Misteri menara segitiga di Area 51, pangkalan militer super rahasia Amerika Serikat, kembali menghebohkan jagat maya. Penampakannya di Google Maps memicu spekulasi liar, terutama di kalangan penggemar teori konspirasi.
Menara Misterius di Google Maps: Teori Konspirasi Baru dari Area 51
Koordinat 37°14’46.5″N 115°49’24.0″W di Google Maps menampilkan struktur menyerupai menara segitiga di tengah gurun Nevada.
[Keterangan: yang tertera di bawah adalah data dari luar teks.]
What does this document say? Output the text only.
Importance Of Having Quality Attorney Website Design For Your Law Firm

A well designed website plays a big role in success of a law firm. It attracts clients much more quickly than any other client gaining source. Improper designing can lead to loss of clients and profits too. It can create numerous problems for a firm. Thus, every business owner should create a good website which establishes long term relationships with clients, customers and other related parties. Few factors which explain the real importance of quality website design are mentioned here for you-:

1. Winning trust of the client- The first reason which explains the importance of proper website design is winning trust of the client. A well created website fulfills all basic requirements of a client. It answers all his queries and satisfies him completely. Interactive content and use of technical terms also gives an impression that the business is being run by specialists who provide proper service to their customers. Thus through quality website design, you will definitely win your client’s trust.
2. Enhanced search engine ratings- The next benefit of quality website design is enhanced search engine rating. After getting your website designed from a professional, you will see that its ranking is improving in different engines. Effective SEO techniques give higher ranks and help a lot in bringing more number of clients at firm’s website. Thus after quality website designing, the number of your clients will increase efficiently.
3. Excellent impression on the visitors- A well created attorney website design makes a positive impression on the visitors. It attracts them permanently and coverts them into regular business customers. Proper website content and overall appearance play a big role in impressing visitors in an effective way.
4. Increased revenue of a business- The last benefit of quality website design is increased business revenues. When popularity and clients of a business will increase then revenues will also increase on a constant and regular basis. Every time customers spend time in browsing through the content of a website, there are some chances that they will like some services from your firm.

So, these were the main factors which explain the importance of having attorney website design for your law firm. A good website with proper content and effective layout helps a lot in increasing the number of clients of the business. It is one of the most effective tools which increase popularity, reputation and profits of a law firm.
Bentuknya yang unik dan lokasi di Area 51, yang terkenal dengan kerahasiaannya, langsung memicu berbagai spekulasi.
Berbagai komentar bermunculan di Reddit dan Facebook. Banyak yang mengaitkannya dengan teknologi alien, bahkan ada yang menyebutnya sebagai “teknologi alien yang muncul saat Bumi sudah tidak ada lagi”.
Kemiripan dengan Objek Fiksi Ilmiah
Sejumlah pengguna internet membandingkan struktur tersebut dengan monolit di film klasik *2001: A Space Odyssey*. Ada pula yang bercanda menyebutnya sebagai “Jenga versi baru” atau “pusat perdagangan Toblerone” karena bentuknya yang unik.
Area 51: Pusat Teori Konspirasi
Area 51 memang sudah lama menjadi magnet teori konspirasi. Kerahasiaannya yang luar biasa membuat banyak orang berandai-andai tentang aktivitas di dalamnya.
Bahkan, Athos Salomé, yang dijuluki “Nostradamus Hidup”, pernah mengklaim adanya portal bawah tanah di Area 51. Ia menyebut terowongan bawah tanah yang mengarah ke portal antar dimensi ruang/waktu.
Klaim Portal Antar Dimensi: Fakta atau Fiksi?
Klaim Athos Salomé tentang portal antar dimensi belum terbukti. Namun, hal ini semakin memperkuat citra Area 51 sebagai pusat misteri dan teori konspirasi.
Laporan penampakan UFO di Roswell, New Mexico pada tahun 1947, menjadi salah satu pemicu minat besar terhadap Area 51 dan teori konspirasi alien.
Lokasi terpencil dan kerahasiaan Area 51 membuatnya menjadi tempat ziarah bagi para penggemar teori konspirasi dan pemburu alien. Munculnya menara misterius di Google Maps semakin menambah daftar misteri yang menyelimuti pangkalan militer tersebut.
Walaupun belum ada penjelasan resmi mengenai struktur segitiga tersebut, kemunculannya di Google Maps menunjukkan bagaimana Area 51 terus menarik perhatian dan memicu imajinasi publik di seluruh dunia. Misteri tersebut tetap menjadi bahan perbincangan menarik, yang membuktikan daya pikat dari hal-hal yang belum terungkap.